0003 README specification#




OEP-55 states that one of the jobs of a maintainer is to maintain an up-to-date and useful readme. While it laid out some possibilities about what should go into a README, it did not go into much detail.

OEP-19 also suggests that README files should exist but does not provide a lot of guidance on specifics.


We will define a specification that READMEs in the Open edX project must follow. By having a single definition, we can make it easier for people to navigate between projects and find the most important information quickly.


The readme of a well-maintained repo should contain at least the following sections (an example template follows this section). Ideally in this exact order with additional sections added where it makes sense based on the maintainers judgement.

  • Title - The name of the component.

  • Badges - A set of badges that quickly let visitors review the health of the project.

    • The badges section should contain at minimum the following badges:

      • License - Indicating the license of the repo.

      • Maintenance Status - One of maintained, deprecated, unsupported, experimental.

      • CI Status - The status of CI testing on the main branch.

      • Package Published Status - If the component is a library, then a badge indicating whether publishes to the relevant package index are passing. For example, has the latest version been successfully published to PyPI or NPM?

  • Purpose - A paragraph or two summarizing the purpose of this component. This should be oriented towards people who are new to the Open edX project.

  • Getting Started with Development - A section that helps developers get oriented. Unless the repo has unusual workflows, this might be as simple as linking to the Python or frontend developer how-to.

  • Getting Help - A section to indicate where and how the user can get help with the component, including how they should go about reporting issues with the component. It should link to relevant docs as well as places where the users can get help from other humans.

  • Contributing - A section to indicate how new users can contribute to this component. This section should at the very least contain a link to the general How to Contribute documentation for the Open edX Project.

    The level of contributions that the maintainer is willing to accept should also be clearly described here.
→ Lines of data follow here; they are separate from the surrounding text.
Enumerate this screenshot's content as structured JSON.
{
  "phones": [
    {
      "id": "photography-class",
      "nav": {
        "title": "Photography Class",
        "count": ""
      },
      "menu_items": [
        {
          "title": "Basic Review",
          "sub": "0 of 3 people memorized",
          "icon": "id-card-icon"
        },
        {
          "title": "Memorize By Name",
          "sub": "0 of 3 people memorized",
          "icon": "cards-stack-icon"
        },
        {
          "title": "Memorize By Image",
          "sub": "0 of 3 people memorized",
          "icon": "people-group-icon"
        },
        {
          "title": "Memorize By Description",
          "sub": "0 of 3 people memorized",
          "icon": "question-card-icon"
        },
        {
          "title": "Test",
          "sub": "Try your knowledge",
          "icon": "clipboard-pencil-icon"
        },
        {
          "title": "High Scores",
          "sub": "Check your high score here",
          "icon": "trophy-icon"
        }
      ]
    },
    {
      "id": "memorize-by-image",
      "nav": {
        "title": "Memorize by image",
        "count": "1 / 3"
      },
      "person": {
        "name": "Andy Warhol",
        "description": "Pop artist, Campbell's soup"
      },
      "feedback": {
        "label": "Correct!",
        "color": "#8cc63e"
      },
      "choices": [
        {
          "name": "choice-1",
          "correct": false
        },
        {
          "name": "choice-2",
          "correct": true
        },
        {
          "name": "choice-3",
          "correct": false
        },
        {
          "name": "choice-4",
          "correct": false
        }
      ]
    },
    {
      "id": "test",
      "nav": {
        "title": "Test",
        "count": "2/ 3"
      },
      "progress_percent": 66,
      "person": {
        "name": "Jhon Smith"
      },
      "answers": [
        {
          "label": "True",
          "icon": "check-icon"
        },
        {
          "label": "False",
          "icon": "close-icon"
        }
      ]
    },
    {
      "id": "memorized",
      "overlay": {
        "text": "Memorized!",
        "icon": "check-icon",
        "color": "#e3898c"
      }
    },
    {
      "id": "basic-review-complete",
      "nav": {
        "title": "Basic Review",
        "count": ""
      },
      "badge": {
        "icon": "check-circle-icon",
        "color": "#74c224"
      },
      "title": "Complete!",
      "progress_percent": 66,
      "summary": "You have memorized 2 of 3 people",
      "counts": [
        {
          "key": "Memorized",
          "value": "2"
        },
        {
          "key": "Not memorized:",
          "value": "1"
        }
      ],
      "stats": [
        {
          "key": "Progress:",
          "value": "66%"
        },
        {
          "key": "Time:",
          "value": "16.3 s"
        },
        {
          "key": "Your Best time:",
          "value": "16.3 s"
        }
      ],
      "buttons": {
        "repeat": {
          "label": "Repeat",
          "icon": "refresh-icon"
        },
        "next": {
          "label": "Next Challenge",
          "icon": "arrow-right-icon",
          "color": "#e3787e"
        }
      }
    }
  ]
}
Some possible values might be:

    • fixes only - no new features are being accepted at this point, but fixes and maintenance updates welcome.

    • new features accepted - please discuss your new ideas with the maintainers before you write code to increase the changes that features are accepted.
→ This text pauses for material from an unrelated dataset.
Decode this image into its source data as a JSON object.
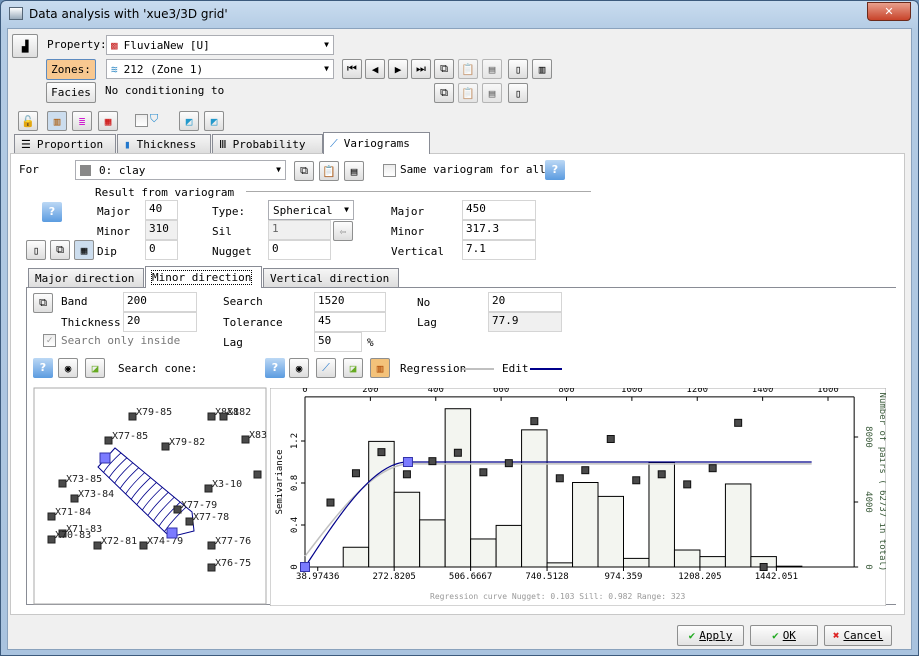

    • security only - no changes accepted except for security fixes.

  • Open edX Code of Conduct - A section that links to the Open edX Code of Conduct

  • People - A section that tells people how they can find the current maintainers of this component. Usually a link to the Backstage page for the component.

  • Reporting Security Issues - A link to the e-mail address where security issues can be reported.


If you have an existing repository that needs to update its README.rst file to match the standards defined here. You can begin by copying the templated README.rst from the cookiecutter repository used to create new Open edX repos.